Mulholland Drive è una lunga e vecchia strada di Los Angeles: nasce nel deserto, attraversa i quartieri ricchi e finisce a strapiombo sulla costa di Malibù. Bisognerebbe ricordarsi di questa simbologia per cercare di dare un senso all’ultimo onirico ed enigmatico film di David Lynch.
Quella che il regista stesso ha definito come “una semplice storia d’amore nella città dei sogni” è in realtà un intricato enigma sospeso tra allucinazione e realtà, con un tocco di nostalgia per il noir degli anni ’40 ed una aperta ostilità verso l’attuale star system.

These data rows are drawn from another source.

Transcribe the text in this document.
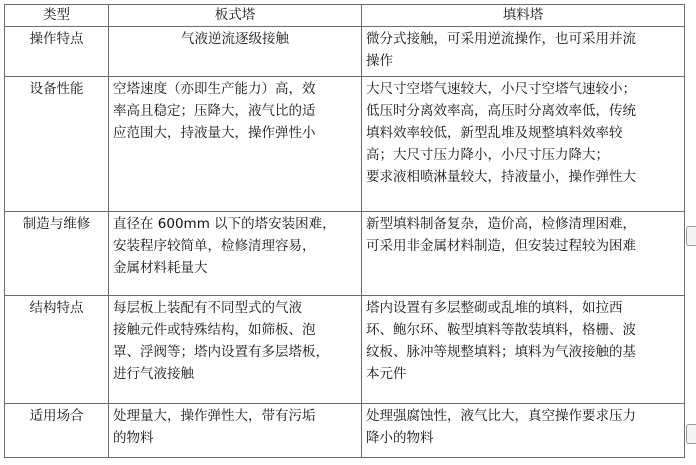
类型	板式塔	填料塔
操作特点	气液逆流逐级接触	微分式接触，可采用逆流操作，也可采用并流
操作

设备性能	空塔速度（亦即生产能力）高，效
率高且稳定；压降大，液气比的适
应范围大，持液量大，操作弹性小	大尺寸空塔气速较大，小尺寸空塔气速较小；
低压时分离效率高，高压时分离效率低，传统
填料效率较低，新型乱堆及规整填料效率较
高；大尺寸压力降小，小尺寸压力降大；
要求液相喷淋量较大，持液量小，操作弹性大

制造与维修	直径在 600mm 以下的塔安装困难，
安装程序较简单，检修清理容易，
金属材料耗量大	新型填料制备复杂，造价高，检修清理困难，
可采用非金属材料制造，但安装过程较为困难

结构特点	每层板上装配有不同型式的气液
接触元件或特殊结构，如筛板、泡
罩、浮阀等；塔内设置有多层塔板，
进行气液接触	塔内设置有多层整砌或乱堆的填料，如拉西
环、鲍尔环、鞍型填料等散装填料，格栅、波
纹板、脉冲等规整填料；填料为气液接触的基
本元件

适用场合	处理量大，操作弹性大，带有污垢
的物料	处理强腐蚀性，液气比大，真空操作要求压力
降小的物料
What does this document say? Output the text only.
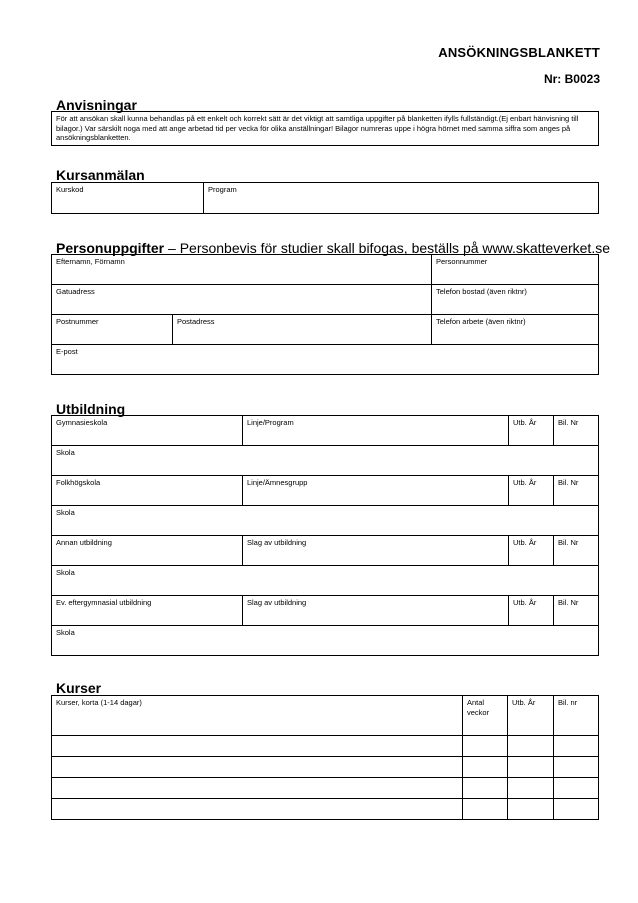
ANSÖKNINGSBLANKETT
Nr: B0023
Anvisningar
För att ansökan skall kunna behandlas på ett enkelt och korrekt sätt är det viktigt att samtliga uppgifter på blanketten ifylls fullständigt.(Ej enbart hänvisning till bilagor.) Var särskilt noga med att ange arbetad tid per vecka för olika anställningar! Bilagor numreras uppe i högra hörnet med samma siffra som anges på ansökningsblanketten.
Kursanmälan
Kurskod	Program
Personuppgifter – Personbevis för studier skall bifogas, beställs på www.skatteverket.se
Efternamn, Förnamn		Personnummer
Gatuadress		Telefon bostad (även riktnr)
Postnummer	Postadress	Telefon arbete (även riktnr)
E-post		
Utbildning
Gymnasieskola	Linje/Program	Utb. År	Bil. Nr
Skola			
Folkhögskola	Linje/Ämnesgrupp	Utb. År	Bil. Nr
Skola			
Annan utbildning	Slag av utbildning	Utb. År	Bil. Nr
Skola			
Ev. eftergymnasial utbildning	Slag av utbildning	Utb. År	Bil. Nr
Skola			
Kurser
Kurser, korta (1-14 dagar)	Antal veckor	Utb. År	Bil. nr
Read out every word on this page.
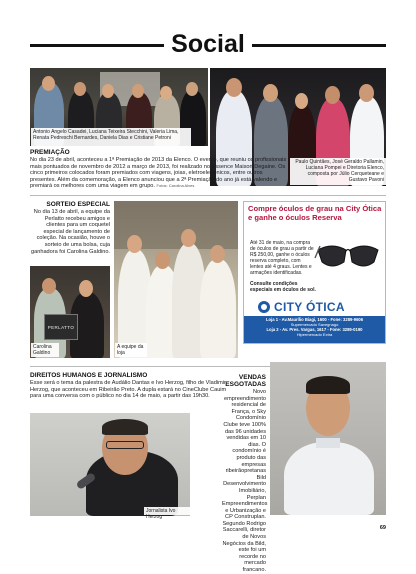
Social
Antonio Angelo Casadei, Luciana Teixeira Stecchini, Valeria Lima, Renata Pedreschi Bernardes, Daniela Dias e Cristiane Petroni
Paulo Quintães, José Geraldo Pallamin, Luciana Pompei e Diretoria Elenco, composta por Júlio Cerqueteane e Gustavo Pavoni
PREMIAÇÃO
No dia 23 de abril, aconteceu a 1ª Premiação de 2013 da Elenco. O evento, que reuniu os profissionais mais pontuados de novembro de 2012 a março de 2013, foi realizado no Essence Maison Degaine. Os cinco primeiros colocados foram premiados com viagens, joias, eletroeletrônicos, entre outros presentes. Além da comemoração, a Elenco anunciou que a 2ª Premiação do ano já está valendo e premiará os melhores com uma viagem em grupo. Fotos: Carolina Alves
SORTEIO ESPECIAL
No dia 13 de abril, a equipe da Perlatto recebeu amigos e clientes para um coquetel especial de lançamento de coleção. Na ocasião, houve o sorteio de uma bolsa, cuja ganhadora foi Carolina Galdino.
PERLATTO
Carolina Galdino
A equipe da loja
Compre óculos de grau na City Ótica e ganhe o óculos Reserva
Até 31 de maio, na compra de óculos de grau a partir de R$ 250,00, ganhe o óculos reserva completo, com lentes até 4 graus. Lentes e armações identificadas.
Consulte condições especiais em óculos de sol.
CITY ÓTICA
Loja 1 - Av.Maurílio Biagi, 1600 - Fone: 3289-9606
Supermercado Savegnago
Loja 2 - Av. Pres. Vargas, 1617 - Fone: 3289-0190
Hipermercado Extra
DIREITOS HUMANOS E JORNALISMO
Esse será o tema da palestra de Audálio Dantas e Ivo Herzog, filho de Vladimir Herzog, que aconteceu em Ribeirão Preto. A dupla estará no CineClube Cauim para uma conversa com o público no dia 14 de maio, a partir das 19h30.
Jornalista Ivo Herzog
VENDAS ESGOTADAS
Novo empreendimento residencial de França, o Sky Condomínio Clube teve 100% das 96 unidades vendidas em 10 dias. O condomínio é produto das empresas ribeirãopretanas Bild Desenvolvimento Imobiliário, Perplan Empreendimentos e Urbanização e CP Construplan. Segundo Rodrigo Saccarelli, diretor de Novos Negócios da Bild, este foi um recorde no mercado francano.
69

Rita è un’avvenente bruna sopravvissuta ad un incidente d’auto in seguito al quale ha però perso la memoria, Betty un’aspirante attrice di belle speranze che la ospita nel proprio appartamento e se ne innamora. Le due protagoniste cercano di far luce sull’amnesia di Rita, per scoprire che in realtà niente è come sembra…
Film astratto, con una straordinaria potenza visiva, è nello stesso tempo affascinante e disturbante. Difficile trovare una chiave di lettura razionale. E difficile descriverlo. Seguendo il linguaggio dei sogni voluto dal regista, bisognerebbe limitarsi a viverne le emozioni.